There were reports a few weeks back that some Tartan and AstroTurf fields had been invaded by grasshoppers. The 'hoppers, not too bright, gnawed on the plastic blades of grass for a while, wondered why in the world everything suddenly tasted so bad, and then either sat there thinking about it until they died or finally got smart and hopped away.

Now another insect has discovered the perils of artificial turf. Late this summer LSU installed a Tartan field, but the football team continued to use an old-fashioned grass-on-dirt area for practice. However, after a five-inch rain one night inundated the area, Coach Charlie McClendon switched practice the next afternoon to the Tartan. It worked fine, too, except that the players soon discovered, to their hopping and itching distress, that the plastic turf was loaded with fire ants. Experts concluded that the ants had moved onto the higher, drier Tartan surface after the rain had flooded their home grounds. They probably would have gone back when everything dried out, but—tough luck, ants—McClendon didn't have time to wait.
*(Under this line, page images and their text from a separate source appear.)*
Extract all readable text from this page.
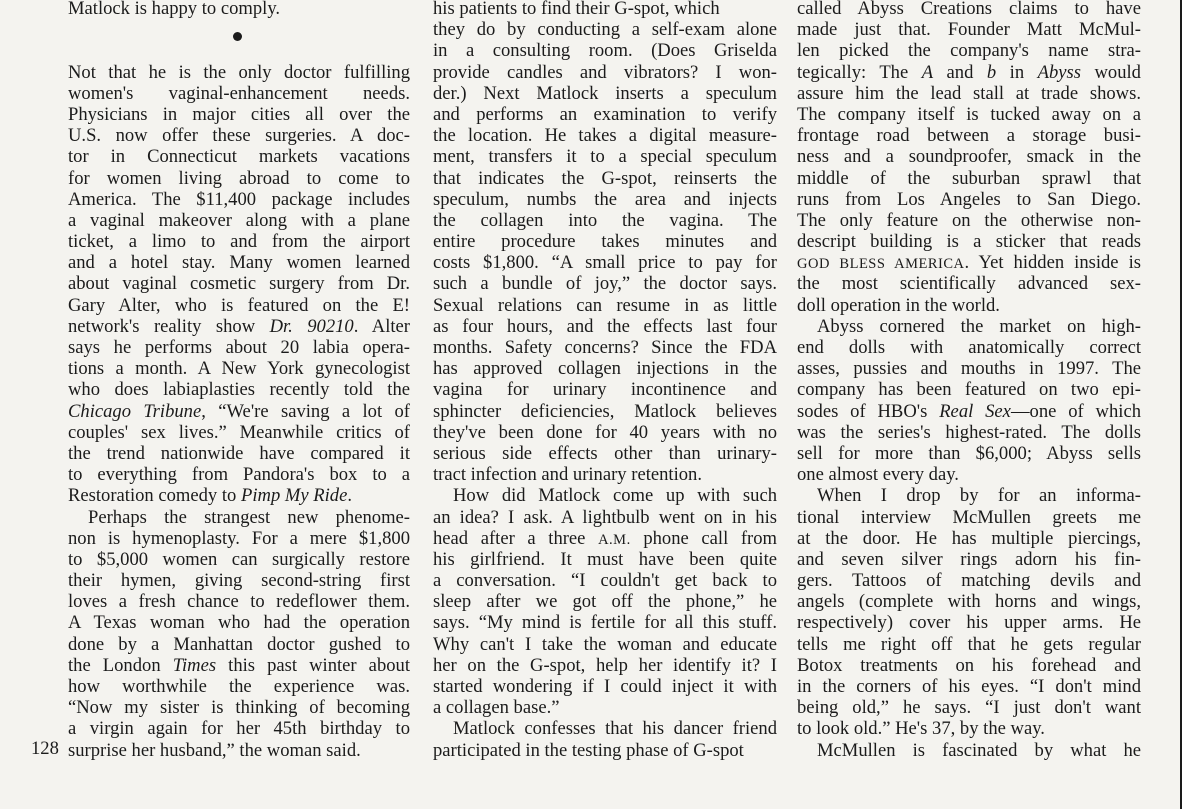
Matlock is happy to comply.
Not that he is the only doctor fulfilling
women's vaginal-enhancement needs.
Physicians in major cities all over the
U.S. now offer these surgeries. A doc-
tor in Connecticut markets vacations
for women living abroad to come to
America. The $11,400 package includes
a vaginal makeover along with a plane
ticket, a limo to and from the airport
and a hotel stay. Many women learned
about vaginal cosmetic surgery from Dr.
Gary Alter, who is featured on the E!
network's reality show Dr. 90210. Alter
says he performs about 20 labia opera-
tions a month. A New York gynecologist
who does labiaplasties recently told the
Chicago Tribune, “We're saving a lot of
couples' sex lives.” Meanwhile critics of
the trend nationwide have compared it
to everything from Pandora's box to a
Restoration comedy to Pimp My Ride.
Perhaps the strangest new phenome-
non is hymenoplasty. For a mere $1,800
to $5,000 women can surgically restore
their hymen, giving second-string first
loves a fresh chance to redeflower them.
A Texas woman who had the operation
done by a Manhattan doctor gushed to
the London Times this past winter about
how worthwhile the experience was.
“Now my sister is thinking of becoming
a virgin again for her 45th birthday to
surprise her husband,” the woman said.
his patients to find their G-spot, which
they do by conducting a self-exam alone
in a consulting room. (Does Griselda
provide candles and vibrators? I won-
der.) Next Matlock inserts a speculum
and performs an examination to verify
the location. He takes a digital measure-
ment, transfers it to a special speculum
that indicates the G-spot, reinserts the
speculum, numbs the area and injects
the collagen into the vagina. The
entire procedure takes minutes and
costs $1,800. “A small price to pay for
such a bundle of joy,” the doctor says.
Sexual relations can resume in as little
as four hours, and the effects last four
months. Safety concerns? Since the FDA
has approved collagen injections in the
vagina for urinary incontinence and
sphincter deficiencies, Matlock believes
they've been done for 40 years with no
serious side effects other than urinary-
tract infection and urinary retention.
How did Matlock come up with such
an idea? I ask. A lightbulb went on in his
head after a three A.M. phone call from
his girlfriend. It must have been quite
a conversation. “I couldn't get back to
sleep after we got off the phone,” he
says. “My mind is fertile for all this stuff.
Why can't I take the woman and educate
her on the G-spot, help her identify it? I
started wondering if I could inject it with
a collagen base.”
Matlock confesses that his dancer friend
participated in the testing phase of G-spot
called Abyss Creations claims to have
made just that. Founder Matt McMul-
len picked the company's name stra-
tegically: The A and b in Abyss would
assure him the lead stall at trade shows.
The company itself is tucked away on a
frontage road between a storage busi-
ness and a soundproofer, smack in the
middle of the suburban sprawl that
runs from Los Angeles to San Diego.
The only feature on the otherwise non-
descript building is a sticker that reads
GOD BLESS AMERICA. Yet hidden inside is
the most scientifically advanced sex-
doll operation in the world.
Abyss cornered the market on high-
end dolls with anatomically correct
asses, pussies and mouths in 1997. The
company has been featured on two epi-
sodes of HBO's Real Sex—one of which
was the series's highest-rated. The dolls
sell for more than $6,000; Abyss sells
one almost every day.
When I drop by for an informa-
tional interview McMullen greets me
at the door. He has multiple piercings,
and seven silver rings adorn his fin-
gers. Tattoos of matching devils and
angels (complete with horns and wings,
respectively) cover his upper arms. He
tells me right off that he gets regular
Botox treatments on his forehead and
in the corners of his eyes. “I don't mind
being old,” he says. “I just don't want
to look old.” He's 37, by the way.
McMullen is fascinated by what he
128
He had the field sprayed, and practice went on.

COOK'S TOUR

Excursions to the moon are still pretty far out on the end of the telescope, but did you know that if you want to climb Mount Everest you can get a group rate? Fifty amateur mountain climbers are leaving England later this month for a tour of the lower slopes of the world's highest mountain—lower slopes in this case meaning up to 17,800 feet. Under the aegis of Thos. Cook & Son Ltd., the travel company, they will fly first to New Delhi and then to Katmandu, and from there they will have the rare privilege of walking 200 miles (at a modest 10 miles per day) until they reach base camp. On the climb itself they will be led by 60-year-old Eric Shipton, a veteran mountaineer. They'll sleep in tents, and Sherpa guides will be along to do the cooking (breakfast at 6, lunch at 11, dinner at 6:30). The price: $1,224.

"We originally planned for a party of 20," said a Cook's representative, "but in the end there were so many we had to arrange for two groups to leave at the same time.

"It won't be all fun," he added. "After all, there's the altitude to contend with, and as for the Sherpas' cooking—no one can vouch for that yet."

NO TROUBLE IN RIVER CITY

Mitchell W. Melton, a Pennsylvania state legislator from Philadelphia, has introduced a bill in the state house of representatives that would lower the minimum legal age for playing pool (or billiards) in a pool hall (or billiard parlor) from 18 to 16.

"Time was," says Melton, "when the pool hall was classified somewhere between a Bowery hotel and a place the Salvation Army sang in front of every Saturday night. Well, those were the times that were—not the times that are. Lowering the age to a more realistic 16 will provide another recreational facility for our young people."

GREATER LOVE
Jim Robertson, sports editor of the Door County Advocate in Sturgeon Bay, Wis., writes a column called "Swami," in which he predicts the scores of local high school football games. A week or so ago he declared that Southern Door High School would beat Manitowoc Lutheran 34-12. With a minute to play and the score 28-12 in its favor, Southern Door pushed over a touchdown. A try for a two-point conversion failed when a reserve end dropped a pass in the end zone, and the game ended with the final score precisely 34-12. The reserve end was Kurt Robertson, Swami's son.

THEY SAID IT

•White House reporters, told that the President had not yet decided whether or not to attend the opening game of the World Series: "If he doesn't go, can we use his tickets?"

•Lee MacPhail, New York Yankees general manager, noting that pro football has been criticized for the number of preseason exhibition games it plays: "If we could get 60,000 people into Yankee Stadium for an exhibition game, don't kid yourself, we'd do it, too."

•John Hadl, San Diego Chargers quarterback, asked if boos bothered him: "No, I'm strictly a beer drinker."